Congress General Secretary Priyanka Gandhi on Saturday alleged that the Uttar Pradesh Police manhandled her when she was on her way to meet the family of former Indian Police Service officer SR Darapuri in Lucknow, ANI reported. Darapuri had earlier this month been arrested in connection with the protests against the Citizenship Amendment Act.
“UP police stopped me while I was going to meet family of Darapuri and said that I cannot go there,” Gandhi said. She added that when she began to travel on foot, she was surrounded by policewomen who manhandled her. Following this, Gandhi said she travelled on a party worker’s two-wheeler. When even that vehicle was stopped, the Congress general secretary walked the remainder of the distance to the residence of Darapuri’s family.
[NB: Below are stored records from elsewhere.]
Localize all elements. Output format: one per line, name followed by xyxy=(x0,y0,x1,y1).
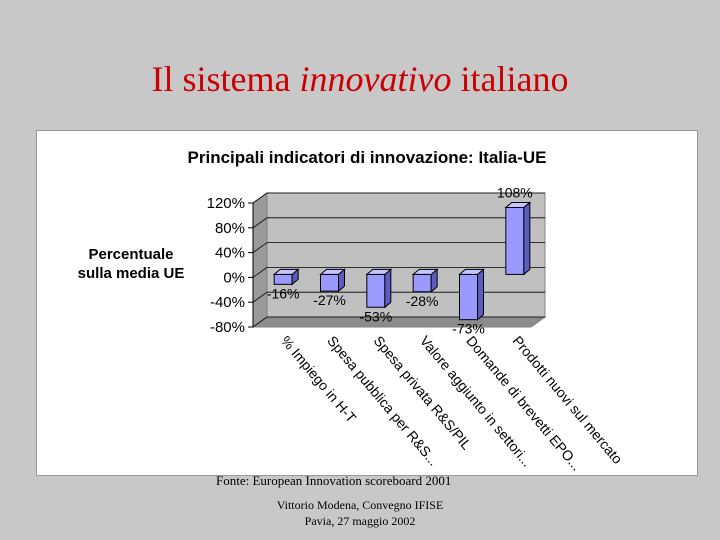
bar-top xyxy=(458,268,485,275)
floor xyxy=(251,316,547,328)
y-axis-label: Percentuale xyxy=(88,246,173,263)
slide-title: Il sistema innovativo italiano xyxy=(0,58,720,100)
bar-top xyxy=(411,268,439,275)
bar-top xyxy=(365,268,393,275)
y-tick-label: -40% xyxy=(210,294,245,311)
y-tick-label: 120% xyxy=(207,195,245,212)
data-label: 108% xyxy=(497,184,533,200)
chart-bar xyxy=(504,201,532,276)
bar-front xyxy=(320,273,339,292)
bar-front xyxy=(459,273,478,321)
chart-bar xyxy=(319,268,346,293)
chart-title: Principali indicatori di innovazione: It… xyxy=(188,148,547,167)
title-text-1: Il sistema xyxy=(151,59,300,99)
bar-front xyxy=(412,273,432,293)
gridline xyxy=(252,316,545,328)
data-label: -28% xyxy=(406,293,439,309)
data-label: -73% xyxy=(452,321,485,337)
bar-top xyxy=(319,268,346,275)
chart-svg: Principali indicatori di innovazione: It… xyxy=(78,148,626,473)
data-label: -27% xyxy=(313,292,346,308)
gridline xyxy=(252,192,545,204)
side-wall xyxy=(252,192,268,328)
chart-bar xyxy=(411,268,439,293)
chart-bar xyxy=(458,268,485,321)
title-text-italic: innovativo xyxy=(299,59,452,99)
gridline xyxy=(252,291,545,303)
bar-top xyxy=(504,201,532,208)
chart-frame: Principali indicatori di innovazione: It… xyxy=(36,130,698,476)
gridline xyxy=(252,242,545,253)
gridline xyxy=(252,266,545,278)
footer-author: Vittorio Modena, Convegno IFISE xyxy=(276,498,444,512)
y-tick-label: -80% xyxy=(210,319,245,336)
data-label: -16% xyxy=(267,285,300,301)
chart-bar xyxy=(365,268,393,309)
footer-date: Pavia, 27 maggio 2002 xyxy=(304,514,416,528)
bar-side xyxy=(477,268,484,321)
title-text-2: italiano xyxy=(451,59,569,99)
bar-side xyxy=(523,201,531,276)
bar-side xyxy=(384,268,392,309)
gridline xyxy=(252,217,545,229)
source-note: Fonte: European Innovation scoreboard 20… xyxy=(216,473,452,488)
y-tick-label: 0% xyxy=(223,269,245,286)
chart-bar xyxy=(272,268,300,286)
bar-front xyxy=(366,273,386,308)
y-tick-label: 80% xyxy=(215,220,245,237)
data-label: -53% xyxy=(359,308,392,324)
bar-front xyxy=(505,206,525,275)
y-tick-label: 40% xyxy=(215,245,245,262)
bar-top xyxy=(272,268,300,275)
bar-front xyxy=(273,273,293,285)
y-axis-label: sulla media UE xyxy=(78,265,185,282)
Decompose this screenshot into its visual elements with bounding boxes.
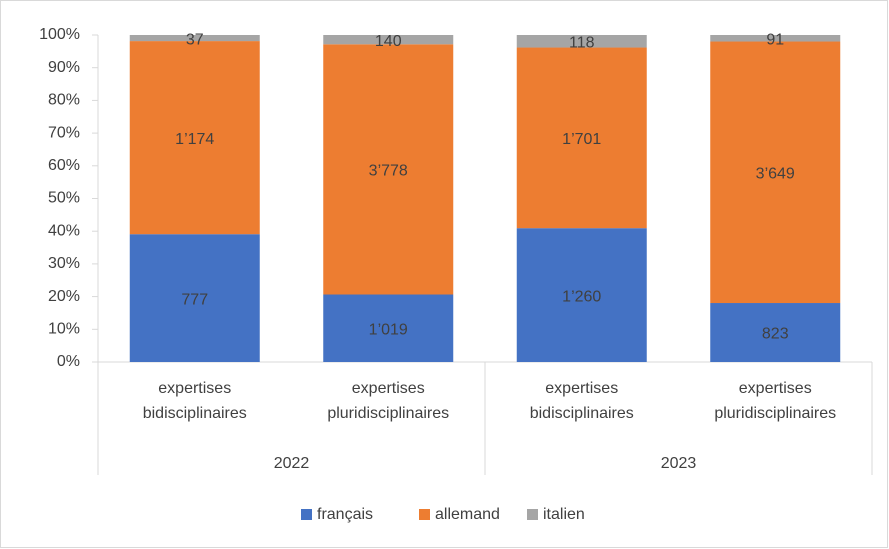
x-tick-label: expertises bidisciplinaires — [529, 380, 634, 422]
bar-segment — [516, 35, 647, 48]
legend-label: français — [317, 506, 373, 523]
legend-swatch — [527, 509, 538, 520]
y-tick-label: 20% — [48, 288, 80, 305]
bar-segment — [710, 41, 841, 304]
bar-segment — [323, 294, 454, 362]
legend-label: italien — [543, 506, 585, 523]
data-label: 3’649 — [756, 165, 795, 182]
data-label: 140 — [375, 33, 402, 50]
x-tick-label: expertises pluridisciplinaires — [714, 380, 837, 422]
y-tick-label: 50% — [48, 190, 80, 207]
data-label: 1’019 — [369, 321, 408, 338]
bar-segment — [129, 41, 260, 235]
bar-segment — [323, 44, 454, 295]
y-tick-label: 10% — [48, 321, 80, 338]
data-label: 1’260 — [562, 288, 601, 305]
data-label: 1’174 — [175, 131, 214, 148]
bar-segment — [710, 35, 841, 42]
bar-segment — [323, 35, 454, 45]
legend-swatch — [419, 509, 430, 520]
legend-swatch — [301, 509, 312, 520]
data-label: 3’778 — [369, 163, 408, 180]
y-tick-label: 90% — [48, 59, 80, 76]
y-tick-label: 40% — [48, 222, 80, 239]
bar-segment — [516, 228, 647, 362]
y-tick-label: 80% — [48, 92, 80, 109]
data-label: 823 — [762, 326, 789, 343]
bar-segment — [129, 234, 260, 362]
legend-label: allemand — [435, 506, 500, 523]
x-tick-label: expertises pluridisciplinaires — [327, 380, 450, 422]
bar-segment — [516, 47, 647, 229]
data-label: 777 — [181, 291, 208, 308]
data-label: 37 — [186, 31, 204, 48]
group-label: 2023 — [661, 455, 697, 472]
y-tick-label: 0% — [57, 353, 80, 370]
y-tick-label: 60% — [48, 157, 80, 174]
x-tick-label: expertises bidisciplinaires — [142, 380, 247, 422]
bar-segment — [129, 35, 260, 42]
data-label: 118 — [569, 34, 595, 51]
y-tick-label: 30% — [48, 255, 80, 272]
group-label: 2022 — [274, 455, 310, 472]
data-label: 91 — [766, 31, 784, 48]
bar-segment — [710, 303, 841, 362]
data-label: 1’701 — [562, 131, 601, 148]
y-tick-label: 100% — [39, 26, 80, 43]
y-tick-label: 70% — [48, 124, 80, 141]
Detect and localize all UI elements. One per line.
Uttar Pradesh Congress spokesperson Ashok Singh told PTI that the police stopped Gandhi first at the Lohia crossing and then again in Munshipulia area. “She walked for almost three-four kilometres and gave a slip to the police as well as the party workers,” Singh said.
“What is the reason for stopping us, that too in the middle of the city?” Gandhi had earlier asked the policemen who stopped her vehicle. “This is not an issue of the Special Protection Guard, but of the Uttar Pradesh Police. There is no point stopping us.”
After meeting Darapuri’s family, Gandhi told reporters that she had been travelling in a peaceful manner. She dared the Lucknow Police to arrest her if they wanted to.
Uttar Pradesh Congress chief Ajay Kumar Lallu said: “If we want to meet someone and share his sorrows, why is it causing a stomach ache for the government? This government is feeling scared of Priyankaji. Hence, she was stopped.”
Over 1,100 people have been arrested in the state, and 5,558 kept under preventive detention. At least 18 people have been killed in clashes between the police and the protestors, with 15 dying of firearm injuries. Nationwide, the toll is at least 25.
The Citizenship Amendment Act, passed by Parliament on December 11, provides citizenship to refugees from six minority religious communities from Bangladesh, Afghanistan and Pakistan, provided they have lived in India for six years and entered the country by December 31, 2014. The Act has been widely criticised as being discriminatory for excluding Muslims.